Dictionary.com responded to this far better than we could:


 

Republican-Controlled House Intelligence Committee Votes Unanimously To Release Democratic Rebuttal To “The Memo”. Let’s Ask Ourselves Why

 

Yes, there might be some value to issuing the Democratic rebuttal to give a contrasting and fuller picture of what was and wasn’t included in the F.B.I.’s application to monitor Trump campaign associate Carter Page. And there’s almost certainly some value in putting Trump on the spot by making him decide whether or not to allow its release.

Still, we still think the release of the Democratic rebuttal runs the risk of playing right into Republicans’ hands. Which is why they unanimously approved the release, after rejecting it initially.

How come?

• Because the memo was such a dud, and there’s been so little momentum in the aftermath of its release (except by the President, via Twitter), that issuing a rebuttal might only extend and expand its impact. Republicans realize this could make them look better; make the original memo look better, simply by making it look “worthy” of a serious rebuttal.

• It’ll give Trump something new to attack.

• How many people will actually take the time to read both memos, or care about what’s actually in them? Just like no one involved with the Hillary/Benghazi hearings ever really cared that no one ever found any wrongdoing. It was all just about saying “Benghazi, Benghazi, Benghazi” until it came to mean what they wanted it to.

• Democrats were in a much better position when it looked like Republicans were trying to hide something, than they will be trying to defend rebuttals to their rebuttal. They should’ve just complained about it, and then dropped it. Now, at best, they are going to have their own lackluster memo. Great.

 


 

Some Other Trump/Russia Developments

• House Intelligence Chief Nunes does now admit the F.B.I. in fact disclosed the “political origins” of the so-called “Steele dossier” as part of its application to monitor Trump campaign associate Carter Page. That’s according to Politico. But Nunes said it was just a footnote, and should’ve been mentioned more prominently. Still, it’s a fact he left out of his 4-page memo alleging wrongdoing among intelligence agencies investigating Trump’s team.

The New York Times is requesting the Foreign Intelligence Surveillance Court unseal all documents related to the F.B.I.’s investigation of Carter Page. While that info is normally kept as a closely-guarded secret, the Times argues Trump “lowered the shield of secrecy” by declassifying the contents of the Nunes memo.

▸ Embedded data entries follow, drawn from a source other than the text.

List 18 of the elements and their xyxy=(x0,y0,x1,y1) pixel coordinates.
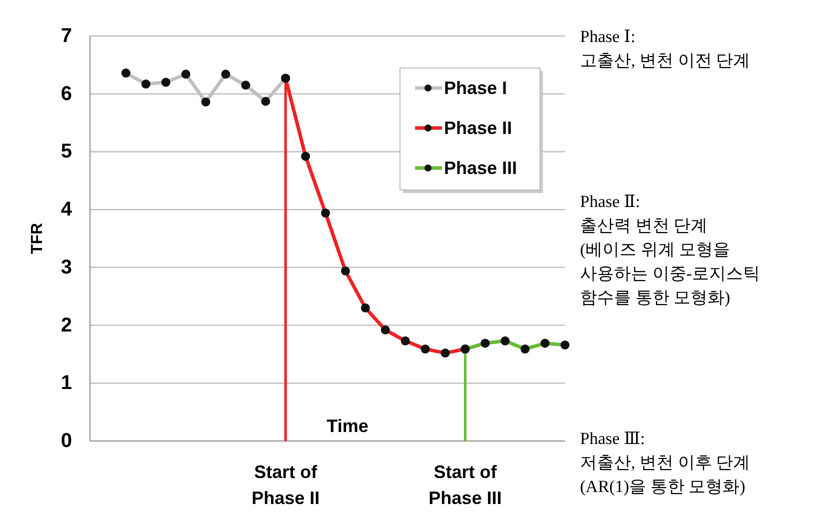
y-tick-label: 4 xyxy=(60,198,73,221)
legend-label: Phase II xyxy=(444,118,512,138)
y-tick-label: 6 xyxy=(60,82,72,105)
text: Phase Ⅰ: 고출산, 변천 이전 단계 xyxy=(580,27,750,70)
legend-label: Phase I xyxy=(444,78,508,98)
x-axis-title: Time xyxy=(326,416,368,436)
text: Phase Ⅱ: 출산력 변천 단계 (베이즈 위계 모형을 사용하는 이중-로지스틱 함수를 통한 모형화) xyxy=(580,192,760,307)
y-tick-label: 1 xyxy=(60,372,72,394)
x-tick-label: Start of Phase III xyxy=(428,462,502,508)
x-tick-label: Start of Phase II xyxy=(252,462,320,508)
y-tick-label: 5 xyxy=(60,140,72,163)
y-tick-label: 0 xyxy=(60,430,72,452)
y-axis-title: TFR xyxy=(29,222,46,254)
y-tick-label: 7 xyxy=(60,25,72,47)
y-tick-label: 3 xyxy=(60,256,72,278)
text: Phase Ⅲ: 저출산, 변천 이후 단계 (AR(1)을 통한 모형화) xyxy=(580,429,750,496)
legend-label: Phase III xyxy=(444,158,518,178)
y-tick-label: 2 xyxy=(60,314,72,336)
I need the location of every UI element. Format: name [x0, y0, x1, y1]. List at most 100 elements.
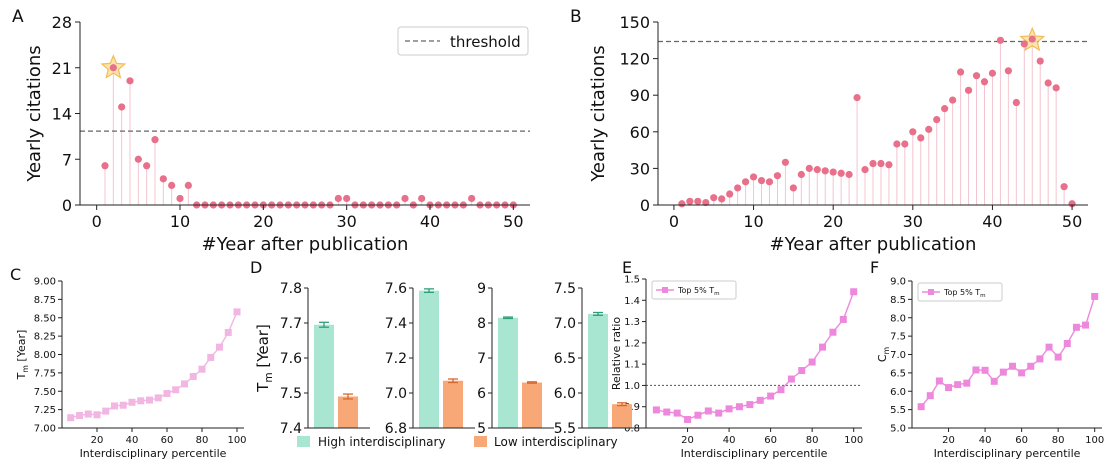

The New York Times is also reporting Trump’s lawyers are advising him to refuse to testify in-person before Special Counsel Robert Mueller’s team. The reason should be pretty self-explanatory: under oath or not, it’s illegal to lie to federal investigators. And Trump was so “looking forward to it…”

 


 

A Slap In The Face Of Gerrymandering, From An Unlikely Source

Supreme Court Justice Samuel Alito refused to block a redrawing of electoral districts in Pennsylvania, recently ordered by that State’s Supreme Court. That’s a victory for Democrats. As we’ve mentioned before, even though Pennsylvania has 800,000 more registered Democrats than Republicans, Republicans control 13 or 18 Congressional districts, an outcome attributed to partisan gerrymandering.

The ruling turned some heads, especially since the Court recently granted a similar request from Republicans in North Carolina. scotusblog speculates as to why that might be: the Pennsylvania case relies on the state’s constitution which names the State Supreme Court as the final arbiter on such matters. So while there’s no way of knowing for sure, it may be more of a case of state’s rights vs. an explicit expression of opposition to a political gerrymander.